An increase in the copy number of a transgene generally increases the expression level of a transgene but may also influence the growth of cells and organs [23, 45]. Fluorescent proteins likewise affect cell division and organogenesis [46, 47, 48]. In our preliminary study, we used nuclear donor cells that carried 25 transgene copies for SCNT but did not obtain any fetuses (data not shown). This result suggests that a high copy number of the transgene may have a detrimental influence on fetal development. The three Tg cloned fetuses obtained in this study were confirmed by Southern blot analysis to have between 1 and 5 copies of the transgene, i.e., a relatively low number. The use of cells with a low copy number of the Plum-expressing transgene as nuclear donor cells resulted in the generation of Plum embryos with developmental characteristics similar to those of control embryos. We concluded that it is important to first confirm the transgene copy number in the genome for the generation of Tg clones using SCNT in order to determine whether the cells can function optimally as nuclear donor cells.

Embryonic genome activation (EGA) occurs at the two-cell stage in mice [49]. Okabe et al. reported that EGFP expression could be detected at the four-cell stage and onwards in mouse embryos that expressed EGFP under a CAG promoter [12]. In contrast, EGA has been reported to occur at the four-cell stage in pig embryos [50]. In this study, we did not detect Plum florescence until the eight-cell stage, i.e., slightly later than the expected onset of EGA in pig embryos. This gap might be due to the time necessary to produce the fluorescent protein after EGA and to the need to accumulate sufficient protein for detection.

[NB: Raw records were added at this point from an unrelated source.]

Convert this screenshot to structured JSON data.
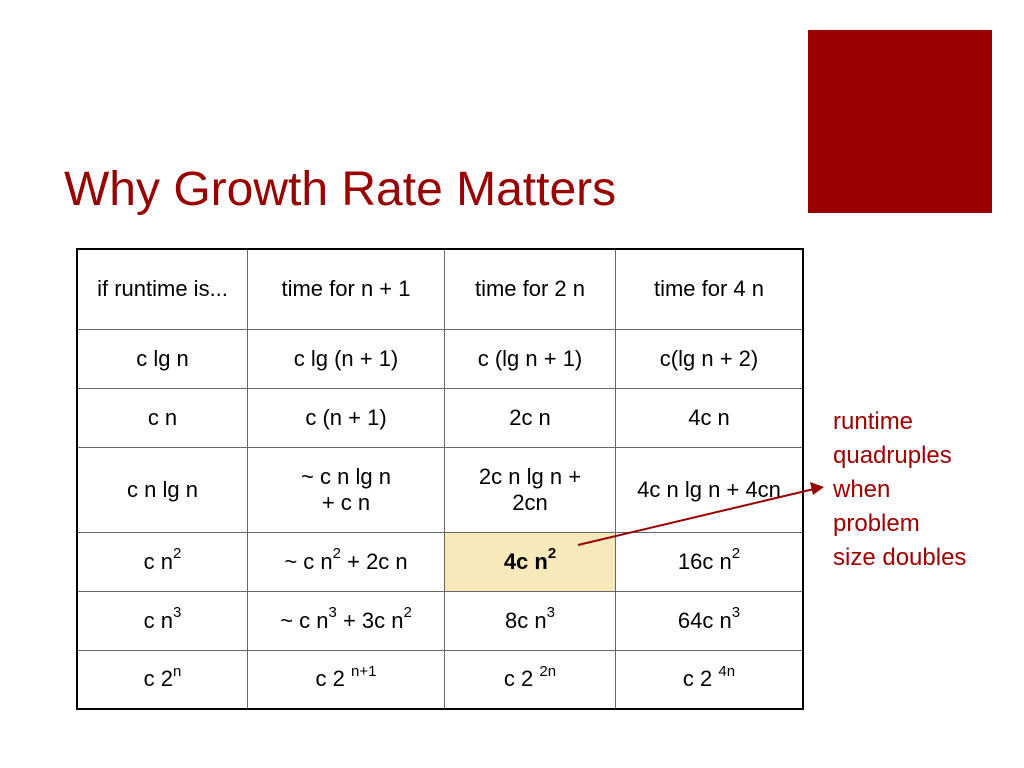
{
  "title": "Why Growth Rate Matters",
  "table": {
    "header": [
      "if runtime is...",
      "time for n + 1",
      "time for 2 n",
      "time for 4 n"
    ],
    "rows": [
      [
        [
          [
            "c lg n"
          ]
        ],
        [
          [
            "c lg (n + 1)"
          ]
        ],
        [
          [
            "c (lg n + 1)"
          ]
        ],
        [
          [
            "c(lg n + 2)"
          ]
        ]
      ],
      [
        [
          [
            "c n"
          ]
        ],
        [
          [
            "c (n + 1)"
          ]
        ],
        [
          [
            "2c n"
          ]
        ],
        [
          [
            "4c n"
          ]
        ]
      ],
      [
        [
          [
            "c n lg n"
          ]
        ],
        [
          [
            "~ c n lg n"
          ],
          [
            "+  c n"
          ]
        ],
        [
          [
            "2c n lg n + 2cn"
          ]
        ],
        [
          [
            "4c n lg n + 4cn"
          ]
        ]
      ],
      [
        [
          [
            "c n",
            {
              "sup": "2"
            }
          ]
        ],
        [
          [
            "~ c n",
            {
              "sup": "2"
            },
            " + 2c n"
          ]
        ],
        {
          "lines": [
            [
              "4c n",
              {
                "sup": "2"
              }
            ]
          ],
          "highlighted": true
        },
        [
          [
            "16c n",
            {
              "sup": "2"
            }
          ]
        ]
      ],
      [
        [
          [
            "c n",
            {
              "sup": "3"
            }
          ]
        ],
        [
          [
            "~ c n",
            {
              "sup": "3"
            },
            " + 3c n",
            {
              "sup": "2"
            }
          ]
        ],
        [
          [
            "8c n",
            {
              "sup": "3"
            }
          ]
        ],
        [
          [
            "64c n",
            {
              "sup": "3"
            }
          ]
        ]
      ],
      [
        [
          [
            "c 2",
            {
              "sup": "n"
            }
          ]
        ],
        [
          [
            "c 2 ",
            {
              "sup": "n+1"
            }
          ]
        ],
        [
          [
            "c 2 ",
            {
              "sup": "2n"
            }
          ]
        ],
        [
          [
            "c 2 ",
            {
              "sup": "4n"
            }
          ]
        ]
      ]
    ]
  },
  "annotation": [
    "runtime",
    "quadruples",
    "when",
    "problem",
    "size doubles"
  ]
}
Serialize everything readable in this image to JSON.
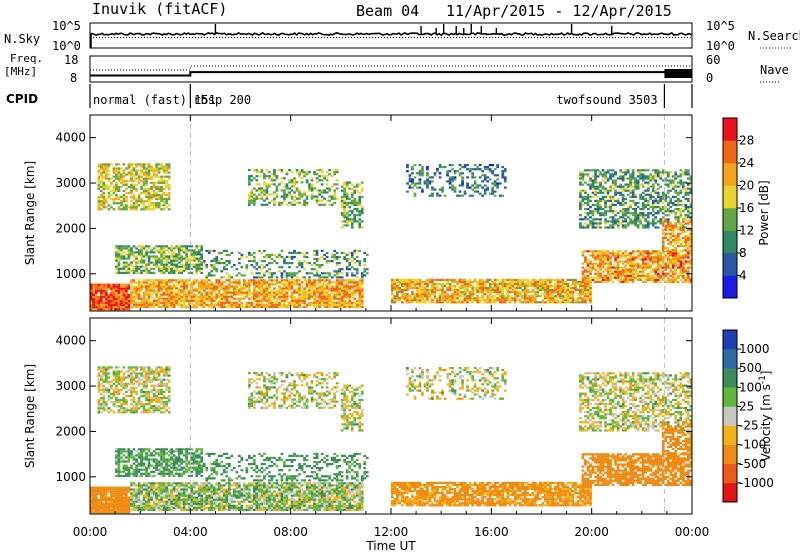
{
  "chart_data": {
    "type": "heatmap",
    "header": {
      "station": "Inuvik (fitACF)",
      "beam": "Beam 04",
      "dates": "11/Apr/2015 - 12/Apr/2015"
    },
    "top_panels": {
      "nsky_label": "N.Sky",
      "nsky_ticks": [
        "10^5",
        "10^0"
      ],
      "nsearch_label": "N.Search",
      "nsearch_ticks": [
        "10^5",
        "10^0"
      ],
      "freq_label": [
        "Freq.",
        "[MHz]"
      ],
      "freq_ticks": [
        "18",
        "8"
      ],
      "nave_label": "Nave",
      "nave_ticks": [
        "60",
        "0"
      ],
      "cpid_label": "CPID",
      "cpid_segments": [
        {
          "label": "normal (fast) 151",
          "start_h": 0,
          "end_h": 4.0
        },
        {
          "label": "rbsp 200",
          "start_h": 4.0,
          "end_h": 22.9
        },
        {
          "label": "twofsound 3503",
          "start_h": 22.9,
          "end_h": 24
        }
      ],
      "freq_steps": [
        {
          "start_h": 0,
          "end_h": 4.0,
          "mhz": 10.5
        },
        {
          "start_h": 4.0,
          "end_h": 24,
          "mhz": 11.8
        }
      ]
    },
    "x_axis": {
      "label": "Time UT",
      "ticks": [
        "00:00",
        "04:00",
        "08:00",
        "12:00",
        "16:00",
        "20:00",
        "00:00"
      ],
      "range_hours": [
        0,
        24
      ]
    },
    "y_axis": {
      "label": "Slant Range [km]",
      "ticks": [
        "1000",
        "2000",
        "3000",
        "4000"
      ],
      "range_km": [
        180,
        4500
      ]
    },
    "power_panel": {
      "colorbar_label": "Power [dB]",
      "colorbar_ticks": [
        "4",
        "8",
        "12",
        "16",
        "20",
        "24",
        "28"
      ],
      "colors": [
        "#1c1ce8",
        "#2a55a8",
        "#2f8a63",
        "#62a845",
        "#e6d52a",
        "#f4a51b",
        "#ef6a12",
        "#e8131b"
      ]
    },
    "velocity_panel": {
      "colorbar_label": "Velocity [m s^-1]",
      "colorbar_ticks": [
        "1000",
        "500",
        "100",
        "25",
        "-25",
        "-100",
        "-500",
        "-1000"
      ],
      "colors": [
        "#1c3fb3",
        "#2e6aa3",
        "#3b8d5b",
        "#5fb83a",
        "#c8c8c0",
        "#f1b318",
        "#ef8a12",
        "#ec5a15",
        "#e51414"
      ]
    },
    "echo_regions": [
      {
        "t0": 0.0,
        "t1": 1.6,
        "r0": 200,
        "r1": 750,
        "p": 27,
        "v": -200,
        "d": 0.95
      },
      {
        "t0": 1.6,
        "t1": 10.8,
        "r0": 250,
        "r1": 850,
        "p": 22,
        "v": 40,
        "d": 0.85
      },
      {
        "t0": 1.0,
        "t1": 4.5,
        "r0": 1000,
        "r1": 1600,
        "p": 14,
        "v": 120,
        "d": 0.7
      },
      {
        "t0": 0.3,
        "t1": 3.2,
        "r0": 2400,
        "r1": 3400,
        "p": 18,
        "v": 0,
        "d": 0.65
      },
      {
        "t0": 4.5,
        "t1": 11.0,
        "r0": 900,
        "r1": 1500,
        "p": 12,
        "v": 150,
        "d": 0.35
      },
      {
        "t0": 6.3,
        "t1": 9.8,
        "r0": 2500,
        "r1": 3300,
        "p": 14,
        "v": 0,
        "d": 0.45
      },
      {
        "t0": 10.0,
        "t1": 10.8,
        "r0": 2000,
        "r1": 3000,
        "p": 14,
        "v": 0,
        "d": 0.5
      },
      {
        "t0": 12.0,
        "t1": 20.0,
        "r0": 350,
        "r1": 850,
        "p": 21,
        "v": -150,
        "d": 0.8
      },
      {
        "t0": 12.6,
        "t1": 16.5,
        "r0": 2700,
        "r1": 3400,
        "p": 9,
        "v": 0,
        "d": 0.35
      },
      {
        "t0": 19.6,
        "t1": 24.0,
        "r0": 800,
        "r1": 1500,
        "p": 23,
        "v": -300,
        "d": 0.75
      },
      {
        "t0": 19.5,
        "t1": 24.0,
        "r0": 2000,
        "r1": 3300,
        "p": 12,
        "v": 0,
        "d": 0.55
      },
      {
        "t0": 22.8,
        "t1": 24.0,
        "r0": 1500,
        "r1": 2200,
        "p": 22,
        "v": -250,
        "d": 0.6
      }
    ]
  }
}
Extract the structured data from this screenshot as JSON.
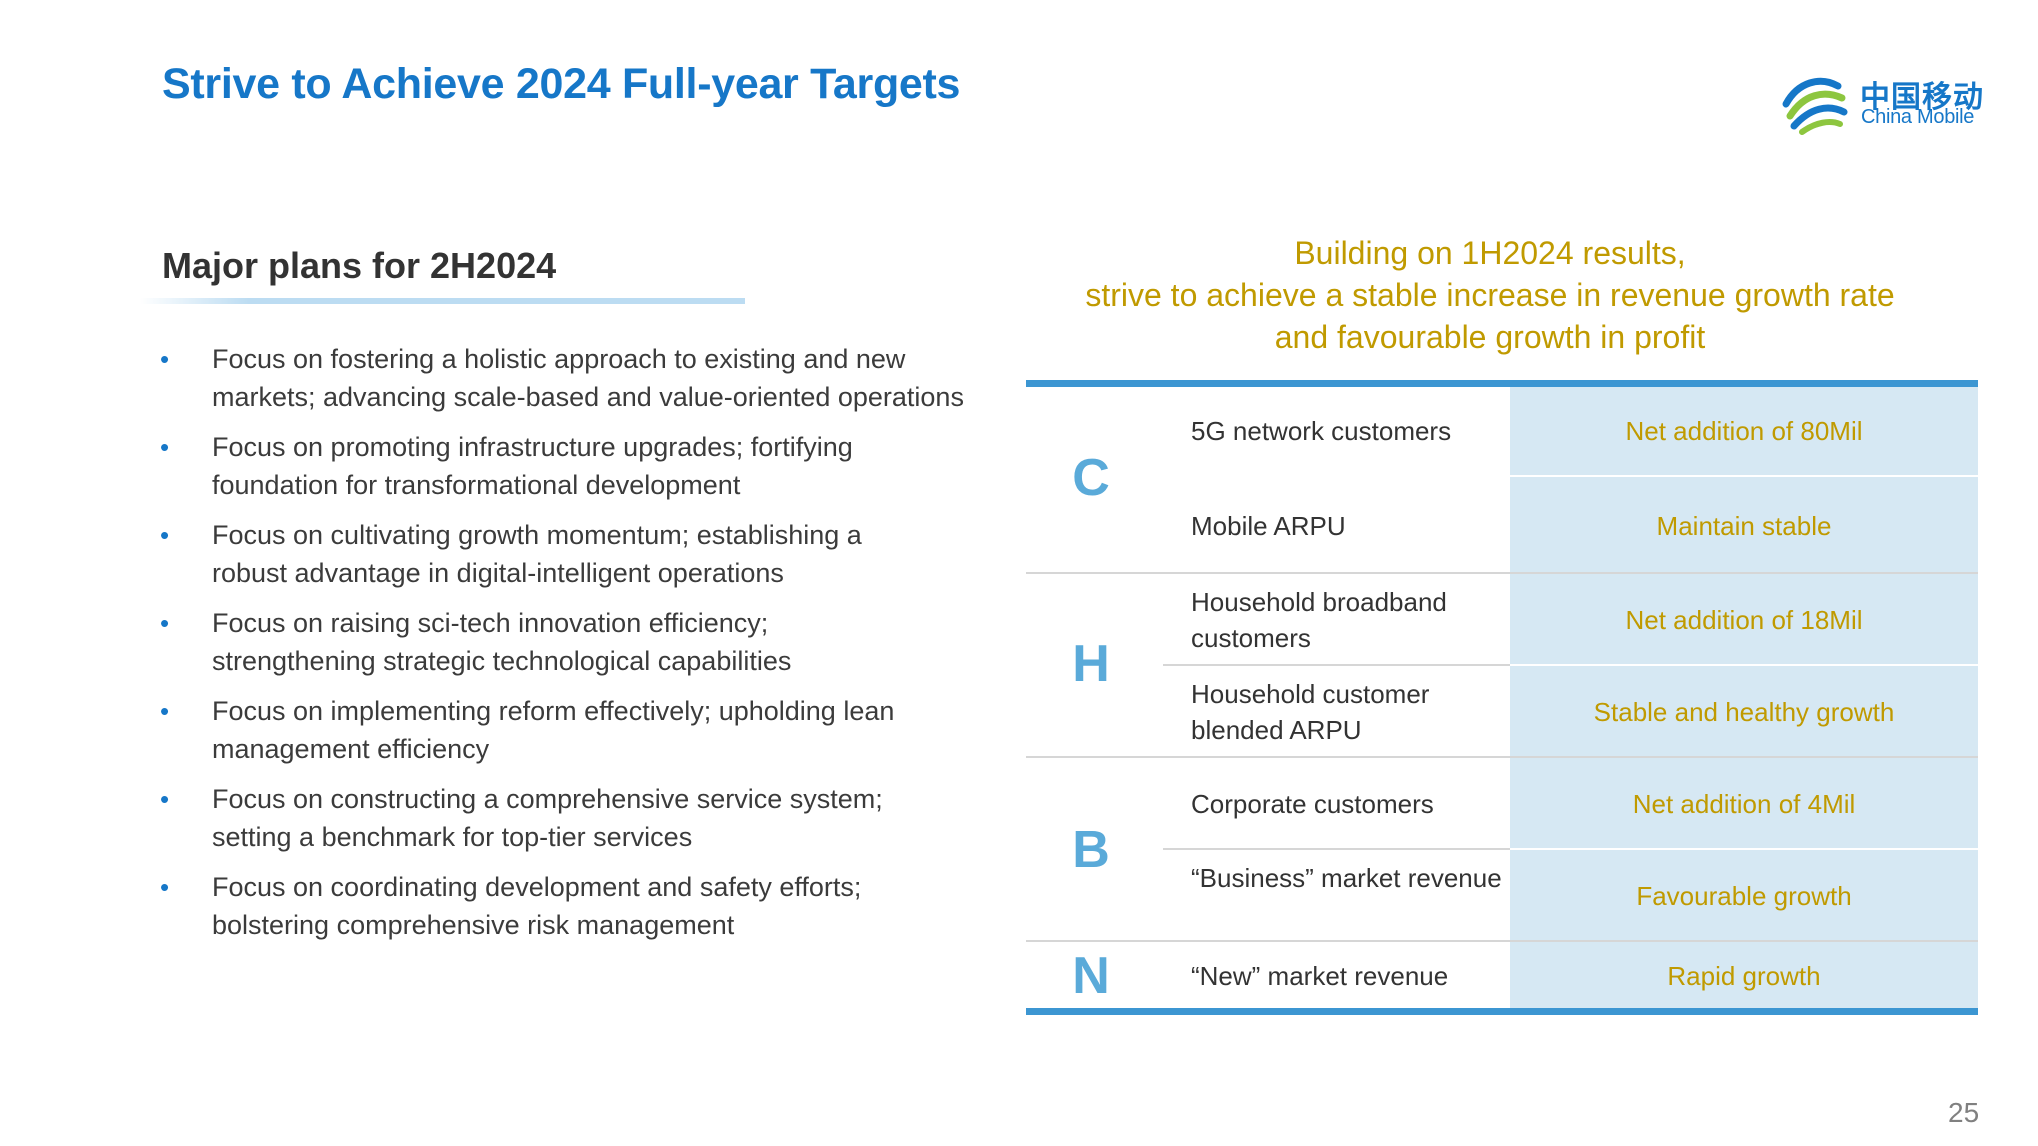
{
  "header": {
    "title": "Strive to Achieve 2024 Full-year Targets",
    "logo_cn": "中国移动",
    "logo_en": "China Mobile"
  },
  "plans": {
    "title": "Major plans for 2H2024",
    "bullet_symbol": "•",
    "items": [
      "Focus on fostering a holistic approach to existing and new markets;  advancing scale-based and value-oriented operations",
      "Focus on promoting infrastructure upgrades; fortifying foundation for transformational development",
      "Focus on cultivating growth momentum; establishing a robust advantage in digital-intelligent operations",
      "Focus on raising sci-tech innovation efficiency; strengthening strategic technological capabilities",
      "Focus on implementing reform effectively; upholding lean management efficiency",
      "Focus on constructing a comprehensive service system; setting a benchmark for top-tier services",
      "Focus on coordinating development and safety efforts; bolstering comprehensive risk management"
    ]
  },
  "targets": {
    "headline": [
      "Building on 1H2024 results,",
      "strive to achieve a stable increase in revenue growth rate",
      "and favourable growth in profit"
    ],
    "groups": [
      {
        "letter": "C",
        "rows": [
          {
            "metric": "5G network customers",
            "target": "Net addition of 80Mil"
          },
          {
            "metric": "Mobile ARPU",
            "target": "Maintain stable"
          }
        ]
      },
      {
        "letter": "H",
        "rows": [
          {
            "metric": "Household broadband customers",
            "target": "Net addition of 18Mil"
          },
          {
            "metric": "Household customer blended ARPU",
            "target": "Stable and healthy growth"
          }
        ]
      },
      {
        "letter": "B",
        "rows": [
          {
            "metric": "Corporate customers",
            "target": "Net addition of 4Mil"
          },
          {
            "metric": "“Business” market revenue",
            "target": "Favourable growth"
          }
        ]
      },
      {
        "letter": "N",
        "rows": [
          {
            "metric": "“New” market revenue",
            "target": "Rapid growth"
          }
        ]
      }
    ]
  },
  "footer": {
    "page_number": "25"
  },
  "colors": {
    "title_blue": "#1677C8",
    "gold": "#C09A00",
    "table_bar": "#3C96D2",
    "value_bg": "#D6E8F3",
    "letter_blue": "#5AAAD9"
  }
}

Cells and tissues that express fluorescent proteins are of value for analyzing cell-to-cell interactions, cell behavior during organogenesis, cell fusion and cell lineages during development. Ohtsuka et al. generated aggregation chimeric mice that displayed multicolor fluorescence through use of monomeric cyan fluorescent protein (CFP), tandem dimer tomato (tdTomato) and EGFP; they used these embryos to investigate early embryogenesis and to track the clonality of cells during organogenesis [51]. Similarly, Webster et al. generated multi-Tg pigs that expressed BFP, EGFP and DsRed2 and showed that these animals offered a powerful tool for medical, agricultural, and pharmaceutical studies [24]. Here, we demonstrated that three cell types expressing different fluorescent proteins could be clearly distinguished in culture and accurately sorted by flow cytometry using the differences in their fluorescence colors. Thus, the long-wavelength far-red fluorescent protein, Plum, which is distinguishable from other proteins with shorter wavelengths, was used.

In conclusion, this is the first report to describe the generation and characterization of SCNT Tg cloned pigs that expressed a far-red fluorescent protein (Plum). The cells, tissues and organs of animals that express Plum will be of value in future studies in regenerative medicine, transplantation medicine and other medical fields.